Fermo restando che molto probabilmente i corona-bonds non potranno essere realizzati in tempo utile per far fronte alla crisi, va sottolineato subito che il MES è certamente in grado di ottemperare al bisogno, potendo emettere bond con garanzia congiunta per sopperire alla crisi. Il punto vero però è che, come abbiamo scritto all’inizio dell’articolo, l’Italia si troverà nel giro di poco tempo a sopperire ad una crisi che determinerà un incremento dello stock di debito pubblico ad un livello che seriamente potrebbe pregiudicarne la solvibilità di lungo termine. Senza un intervento-shock sullo stock di debito, l’Italia – a politica economica invariata, essenzialmente basata su elevata pressione fiscale – farà molta fatica ad uscire da questa situazione. Tale intervento shock non potrà che essere rappresentato da una manovra di conversione del debito detenuto dalla banca centrale in modo da azzerare gli oneri per interessi passivi e la difficoltà del suo rinnovo: trasformare il debito esistente in un titolo perpetuo con interessi pari a zero. Ciò azzererebbe l’onere per interessi passivi per il governo e lo svincolerebbe da considerare ulteriori emissioni. Chiaramente, i singoli governi verrebbero privati della restituzione del signoraggio, ma ciò agirebbe come incentivo a risistemare l’andamento della spesa corrente.
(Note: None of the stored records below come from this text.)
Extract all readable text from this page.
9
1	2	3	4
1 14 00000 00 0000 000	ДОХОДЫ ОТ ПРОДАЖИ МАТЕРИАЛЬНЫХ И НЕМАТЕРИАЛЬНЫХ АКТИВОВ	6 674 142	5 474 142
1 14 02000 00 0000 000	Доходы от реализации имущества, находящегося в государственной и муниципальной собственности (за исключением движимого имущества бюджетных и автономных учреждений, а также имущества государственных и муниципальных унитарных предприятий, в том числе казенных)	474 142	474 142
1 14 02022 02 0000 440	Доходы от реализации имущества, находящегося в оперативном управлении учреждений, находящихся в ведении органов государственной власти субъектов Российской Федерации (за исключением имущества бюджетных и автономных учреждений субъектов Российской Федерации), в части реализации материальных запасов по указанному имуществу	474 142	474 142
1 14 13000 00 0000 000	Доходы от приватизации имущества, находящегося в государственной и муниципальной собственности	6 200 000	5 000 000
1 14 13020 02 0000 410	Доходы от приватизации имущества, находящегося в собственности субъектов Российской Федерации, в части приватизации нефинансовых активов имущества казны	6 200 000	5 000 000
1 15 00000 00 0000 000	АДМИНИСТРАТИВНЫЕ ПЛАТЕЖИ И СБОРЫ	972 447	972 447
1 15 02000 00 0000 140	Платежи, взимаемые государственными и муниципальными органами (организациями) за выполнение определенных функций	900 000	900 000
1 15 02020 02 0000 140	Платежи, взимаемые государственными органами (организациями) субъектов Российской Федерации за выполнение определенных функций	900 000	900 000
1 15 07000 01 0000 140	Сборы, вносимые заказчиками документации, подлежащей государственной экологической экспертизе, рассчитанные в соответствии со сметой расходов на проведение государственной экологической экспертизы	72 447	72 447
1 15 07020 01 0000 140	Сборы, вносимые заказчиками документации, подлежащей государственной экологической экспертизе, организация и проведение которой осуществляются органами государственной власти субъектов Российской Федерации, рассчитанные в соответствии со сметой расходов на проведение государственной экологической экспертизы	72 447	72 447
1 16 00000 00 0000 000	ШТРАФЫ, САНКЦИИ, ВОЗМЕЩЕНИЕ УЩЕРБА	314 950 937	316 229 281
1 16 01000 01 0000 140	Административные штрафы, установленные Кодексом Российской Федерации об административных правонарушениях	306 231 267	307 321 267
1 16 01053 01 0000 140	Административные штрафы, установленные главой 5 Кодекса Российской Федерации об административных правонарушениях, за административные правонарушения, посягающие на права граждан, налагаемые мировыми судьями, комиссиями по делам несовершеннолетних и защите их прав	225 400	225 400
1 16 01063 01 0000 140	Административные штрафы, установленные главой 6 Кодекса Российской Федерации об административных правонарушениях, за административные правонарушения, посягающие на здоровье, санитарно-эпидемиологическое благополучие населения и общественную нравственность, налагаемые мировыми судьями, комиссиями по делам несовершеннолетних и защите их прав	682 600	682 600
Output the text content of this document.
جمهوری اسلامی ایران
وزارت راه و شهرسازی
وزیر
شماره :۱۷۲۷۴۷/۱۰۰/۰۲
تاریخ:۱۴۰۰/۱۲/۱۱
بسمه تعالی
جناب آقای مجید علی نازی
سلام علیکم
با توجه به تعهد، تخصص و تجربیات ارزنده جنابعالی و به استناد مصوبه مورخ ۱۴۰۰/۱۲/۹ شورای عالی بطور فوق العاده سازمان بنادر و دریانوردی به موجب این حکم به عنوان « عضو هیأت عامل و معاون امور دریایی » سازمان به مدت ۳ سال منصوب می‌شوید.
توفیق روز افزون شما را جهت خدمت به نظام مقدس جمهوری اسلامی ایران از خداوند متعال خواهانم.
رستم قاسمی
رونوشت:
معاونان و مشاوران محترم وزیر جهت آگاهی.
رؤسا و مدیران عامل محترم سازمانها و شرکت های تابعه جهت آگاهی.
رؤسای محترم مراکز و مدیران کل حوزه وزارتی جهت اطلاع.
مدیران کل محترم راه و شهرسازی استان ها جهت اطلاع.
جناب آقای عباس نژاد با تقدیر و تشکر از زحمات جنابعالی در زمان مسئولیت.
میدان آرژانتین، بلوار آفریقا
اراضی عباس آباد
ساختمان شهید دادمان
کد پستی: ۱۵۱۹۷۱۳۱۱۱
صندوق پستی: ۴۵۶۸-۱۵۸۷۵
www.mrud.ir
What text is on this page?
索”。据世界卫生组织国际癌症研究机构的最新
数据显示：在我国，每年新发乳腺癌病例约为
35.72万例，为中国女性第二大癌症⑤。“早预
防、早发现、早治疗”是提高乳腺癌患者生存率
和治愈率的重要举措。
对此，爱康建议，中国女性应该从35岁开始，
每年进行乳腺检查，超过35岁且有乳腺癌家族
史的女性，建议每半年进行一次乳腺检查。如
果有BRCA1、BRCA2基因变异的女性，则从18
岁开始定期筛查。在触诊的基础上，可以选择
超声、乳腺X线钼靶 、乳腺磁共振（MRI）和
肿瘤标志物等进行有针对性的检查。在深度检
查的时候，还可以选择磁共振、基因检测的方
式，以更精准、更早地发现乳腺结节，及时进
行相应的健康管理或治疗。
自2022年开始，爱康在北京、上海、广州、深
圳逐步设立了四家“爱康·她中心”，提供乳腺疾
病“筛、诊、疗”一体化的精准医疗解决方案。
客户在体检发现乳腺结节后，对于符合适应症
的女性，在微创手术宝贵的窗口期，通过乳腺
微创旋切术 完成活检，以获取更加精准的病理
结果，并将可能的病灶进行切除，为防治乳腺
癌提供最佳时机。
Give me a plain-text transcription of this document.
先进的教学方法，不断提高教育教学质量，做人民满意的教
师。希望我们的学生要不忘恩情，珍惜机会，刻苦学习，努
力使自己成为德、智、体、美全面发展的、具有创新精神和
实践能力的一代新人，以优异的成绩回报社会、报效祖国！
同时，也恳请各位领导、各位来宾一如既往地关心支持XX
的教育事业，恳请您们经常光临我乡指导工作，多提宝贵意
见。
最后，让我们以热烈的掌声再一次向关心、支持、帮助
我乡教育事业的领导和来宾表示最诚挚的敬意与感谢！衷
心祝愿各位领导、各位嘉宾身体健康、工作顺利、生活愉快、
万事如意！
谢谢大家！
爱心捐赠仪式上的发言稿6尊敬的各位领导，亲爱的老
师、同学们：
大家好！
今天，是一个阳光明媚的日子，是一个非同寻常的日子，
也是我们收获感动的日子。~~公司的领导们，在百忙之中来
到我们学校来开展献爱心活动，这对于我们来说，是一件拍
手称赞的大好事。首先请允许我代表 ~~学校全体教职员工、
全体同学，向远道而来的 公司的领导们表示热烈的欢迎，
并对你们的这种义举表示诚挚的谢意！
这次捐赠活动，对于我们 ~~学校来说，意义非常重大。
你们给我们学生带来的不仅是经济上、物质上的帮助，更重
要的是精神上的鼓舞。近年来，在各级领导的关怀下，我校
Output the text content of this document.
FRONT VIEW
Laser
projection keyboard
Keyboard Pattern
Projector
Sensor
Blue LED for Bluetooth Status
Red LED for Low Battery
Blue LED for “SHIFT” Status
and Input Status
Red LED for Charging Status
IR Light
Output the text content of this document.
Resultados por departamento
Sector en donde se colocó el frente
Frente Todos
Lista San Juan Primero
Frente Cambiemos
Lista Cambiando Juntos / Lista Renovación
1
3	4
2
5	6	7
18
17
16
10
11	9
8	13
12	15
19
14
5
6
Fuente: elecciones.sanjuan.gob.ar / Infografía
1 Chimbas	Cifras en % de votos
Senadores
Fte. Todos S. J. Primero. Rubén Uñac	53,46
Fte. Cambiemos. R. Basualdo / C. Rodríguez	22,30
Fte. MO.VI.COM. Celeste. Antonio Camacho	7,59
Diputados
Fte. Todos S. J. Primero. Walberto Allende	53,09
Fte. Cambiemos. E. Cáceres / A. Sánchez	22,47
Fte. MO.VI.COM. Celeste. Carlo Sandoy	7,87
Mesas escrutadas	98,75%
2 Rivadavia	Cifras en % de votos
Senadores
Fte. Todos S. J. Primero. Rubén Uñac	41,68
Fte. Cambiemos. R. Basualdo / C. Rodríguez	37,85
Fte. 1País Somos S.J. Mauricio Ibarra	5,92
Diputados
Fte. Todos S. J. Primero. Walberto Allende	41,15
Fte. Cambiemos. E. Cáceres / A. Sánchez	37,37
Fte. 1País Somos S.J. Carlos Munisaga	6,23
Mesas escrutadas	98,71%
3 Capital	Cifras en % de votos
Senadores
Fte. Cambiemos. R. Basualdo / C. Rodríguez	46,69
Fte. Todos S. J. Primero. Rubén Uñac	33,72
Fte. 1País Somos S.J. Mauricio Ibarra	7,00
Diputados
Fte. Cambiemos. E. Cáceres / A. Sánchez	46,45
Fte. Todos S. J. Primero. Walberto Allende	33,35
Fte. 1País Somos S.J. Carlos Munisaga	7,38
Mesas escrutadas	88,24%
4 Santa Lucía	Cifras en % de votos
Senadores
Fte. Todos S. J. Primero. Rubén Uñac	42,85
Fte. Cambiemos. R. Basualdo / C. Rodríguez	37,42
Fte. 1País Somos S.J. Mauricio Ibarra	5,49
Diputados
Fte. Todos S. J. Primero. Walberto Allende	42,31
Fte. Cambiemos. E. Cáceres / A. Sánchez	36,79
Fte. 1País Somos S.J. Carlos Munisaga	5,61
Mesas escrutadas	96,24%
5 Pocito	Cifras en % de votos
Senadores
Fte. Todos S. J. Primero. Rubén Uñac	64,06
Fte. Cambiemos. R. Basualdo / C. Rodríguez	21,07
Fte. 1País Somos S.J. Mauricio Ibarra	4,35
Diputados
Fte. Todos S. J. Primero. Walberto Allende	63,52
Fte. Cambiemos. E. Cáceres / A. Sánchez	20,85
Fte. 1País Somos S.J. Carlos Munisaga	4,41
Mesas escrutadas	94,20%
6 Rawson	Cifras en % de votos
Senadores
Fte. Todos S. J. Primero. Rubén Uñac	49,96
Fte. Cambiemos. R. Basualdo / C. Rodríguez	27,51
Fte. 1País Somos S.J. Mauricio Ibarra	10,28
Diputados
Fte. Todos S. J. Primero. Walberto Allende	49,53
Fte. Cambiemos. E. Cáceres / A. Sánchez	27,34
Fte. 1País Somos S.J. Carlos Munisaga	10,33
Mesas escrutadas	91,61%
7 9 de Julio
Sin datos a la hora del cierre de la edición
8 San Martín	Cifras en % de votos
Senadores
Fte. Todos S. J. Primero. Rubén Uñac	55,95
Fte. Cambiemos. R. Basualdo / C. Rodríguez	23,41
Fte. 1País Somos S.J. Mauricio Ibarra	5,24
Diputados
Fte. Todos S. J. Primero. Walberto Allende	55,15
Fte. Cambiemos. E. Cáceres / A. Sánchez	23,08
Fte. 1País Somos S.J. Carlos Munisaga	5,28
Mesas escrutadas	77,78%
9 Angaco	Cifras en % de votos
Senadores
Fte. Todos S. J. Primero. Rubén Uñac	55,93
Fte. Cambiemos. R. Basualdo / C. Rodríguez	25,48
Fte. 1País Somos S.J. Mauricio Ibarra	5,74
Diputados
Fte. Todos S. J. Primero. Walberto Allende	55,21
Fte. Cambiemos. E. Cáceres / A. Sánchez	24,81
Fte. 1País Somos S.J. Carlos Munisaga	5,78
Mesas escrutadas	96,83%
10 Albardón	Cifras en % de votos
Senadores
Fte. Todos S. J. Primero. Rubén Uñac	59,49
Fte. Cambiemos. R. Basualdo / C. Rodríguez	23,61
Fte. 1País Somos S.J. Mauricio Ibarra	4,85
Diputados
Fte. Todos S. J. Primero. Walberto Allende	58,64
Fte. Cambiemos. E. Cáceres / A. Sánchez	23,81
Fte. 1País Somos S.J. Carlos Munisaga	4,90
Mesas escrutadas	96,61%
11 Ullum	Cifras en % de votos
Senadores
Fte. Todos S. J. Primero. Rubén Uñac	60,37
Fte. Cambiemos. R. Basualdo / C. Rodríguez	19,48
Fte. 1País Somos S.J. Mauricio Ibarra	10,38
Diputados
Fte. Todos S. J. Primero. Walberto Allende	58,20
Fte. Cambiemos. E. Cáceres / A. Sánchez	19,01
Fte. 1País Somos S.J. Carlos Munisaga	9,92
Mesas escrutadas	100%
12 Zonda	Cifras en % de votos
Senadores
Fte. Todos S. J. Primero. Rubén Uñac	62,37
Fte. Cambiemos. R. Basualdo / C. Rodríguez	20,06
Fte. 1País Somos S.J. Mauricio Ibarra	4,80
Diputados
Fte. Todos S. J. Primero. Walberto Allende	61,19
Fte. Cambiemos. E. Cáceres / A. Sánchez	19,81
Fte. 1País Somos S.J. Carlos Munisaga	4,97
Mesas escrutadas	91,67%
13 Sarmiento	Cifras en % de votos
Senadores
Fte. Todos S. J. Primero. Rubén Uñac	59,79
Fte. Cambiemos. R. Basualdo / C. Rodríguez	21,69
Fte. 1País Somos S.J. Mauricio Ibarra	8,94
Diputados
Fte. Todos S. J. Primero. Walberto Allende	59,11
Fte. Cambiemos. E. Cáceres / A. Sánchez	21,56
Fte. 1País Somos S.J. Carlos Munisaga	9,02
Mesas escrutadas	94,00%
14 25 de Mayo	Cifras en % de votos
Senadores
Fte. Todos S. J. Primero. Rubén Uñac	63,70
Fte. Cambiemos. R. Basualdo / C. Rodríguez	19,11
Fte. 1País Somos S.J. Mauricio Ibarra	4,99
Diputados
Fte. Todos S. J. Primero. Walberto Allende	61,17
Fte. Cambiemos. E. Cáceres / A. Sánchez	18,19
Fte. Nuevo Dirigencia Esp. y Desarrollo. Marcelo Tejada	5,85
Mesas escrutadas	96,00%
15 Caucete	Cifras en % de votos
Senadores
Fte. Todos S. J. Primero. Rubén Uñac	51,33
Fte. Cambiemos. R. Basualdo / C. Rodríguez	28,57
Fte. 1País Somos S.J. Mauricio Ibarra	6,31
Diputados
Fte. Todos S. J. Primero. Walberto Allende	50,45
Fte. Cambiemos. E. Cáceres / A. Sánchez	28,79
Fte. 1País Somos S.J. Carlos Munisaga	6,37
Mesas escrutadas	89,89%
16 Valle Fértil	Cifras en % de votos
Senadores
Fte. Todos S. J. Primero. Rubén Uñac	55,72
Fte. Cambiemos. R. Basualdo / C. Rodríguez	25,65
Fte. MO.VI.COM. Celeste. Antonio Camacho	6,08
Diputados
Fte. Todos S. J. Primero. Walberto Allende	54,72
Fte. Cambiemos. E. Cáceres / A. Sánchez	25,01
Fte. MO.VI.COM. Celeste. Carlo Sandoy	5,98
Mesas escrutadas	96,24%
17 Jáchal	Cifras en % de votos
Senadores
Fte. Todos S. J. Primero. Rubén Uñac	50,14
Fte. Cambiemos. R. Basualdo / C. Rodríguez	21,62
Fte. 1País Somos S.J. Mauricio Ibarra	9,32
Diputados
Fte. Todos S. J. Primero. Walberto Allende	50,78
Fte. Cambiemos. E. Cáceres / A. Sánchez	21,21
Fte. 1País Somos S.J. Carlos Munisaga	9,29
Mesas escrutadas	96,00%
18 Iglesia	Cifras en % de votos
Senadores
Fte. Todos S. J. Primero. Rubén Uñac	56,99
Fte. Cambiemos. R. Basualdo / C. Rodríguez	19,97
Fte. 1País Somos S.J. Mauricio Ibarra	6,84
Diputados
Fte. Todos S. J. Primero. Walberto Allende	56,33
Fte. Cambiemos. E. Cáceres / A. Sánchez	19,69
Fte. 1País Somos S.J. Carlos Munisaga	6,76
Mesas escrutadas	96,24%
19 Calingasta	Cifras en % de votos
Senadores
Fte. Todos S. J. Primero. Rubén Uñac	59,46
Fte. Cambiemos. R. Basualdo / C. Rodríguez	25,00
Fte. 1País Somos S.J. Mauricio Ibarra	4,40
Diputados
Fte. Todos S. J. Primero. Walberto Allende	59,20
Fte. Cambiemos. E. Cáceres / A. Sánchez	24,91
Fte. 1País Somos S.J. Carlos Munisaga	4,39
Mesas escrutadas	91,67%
Altra alternativa la monetizzazione parziale del debito: si può effettuare con un meccanismo simile: acquisto di titoli a lunghissimo termine e fronte di moneta accreditata nel conto corrente del Ministero del Tesoro presso la Banca Centrale. Poi: la banca centrale, trascorso qualche anno, potrà procedere alla svalutazione dei titoli in portafoglio, rendendo la creazione di moneta permanente.
Quanto sopra esposto rappresenta un tabù secondo l’ortodossia di pensiero rappresentata dalle istituzioni europee e da molti economisti italiani (che sembrano diventati afoni di proposte). Ma in tempi così eccezionali ci vogliono misure eccezionali. Altrimenti l’Europa non riuscirà a sopravvivere.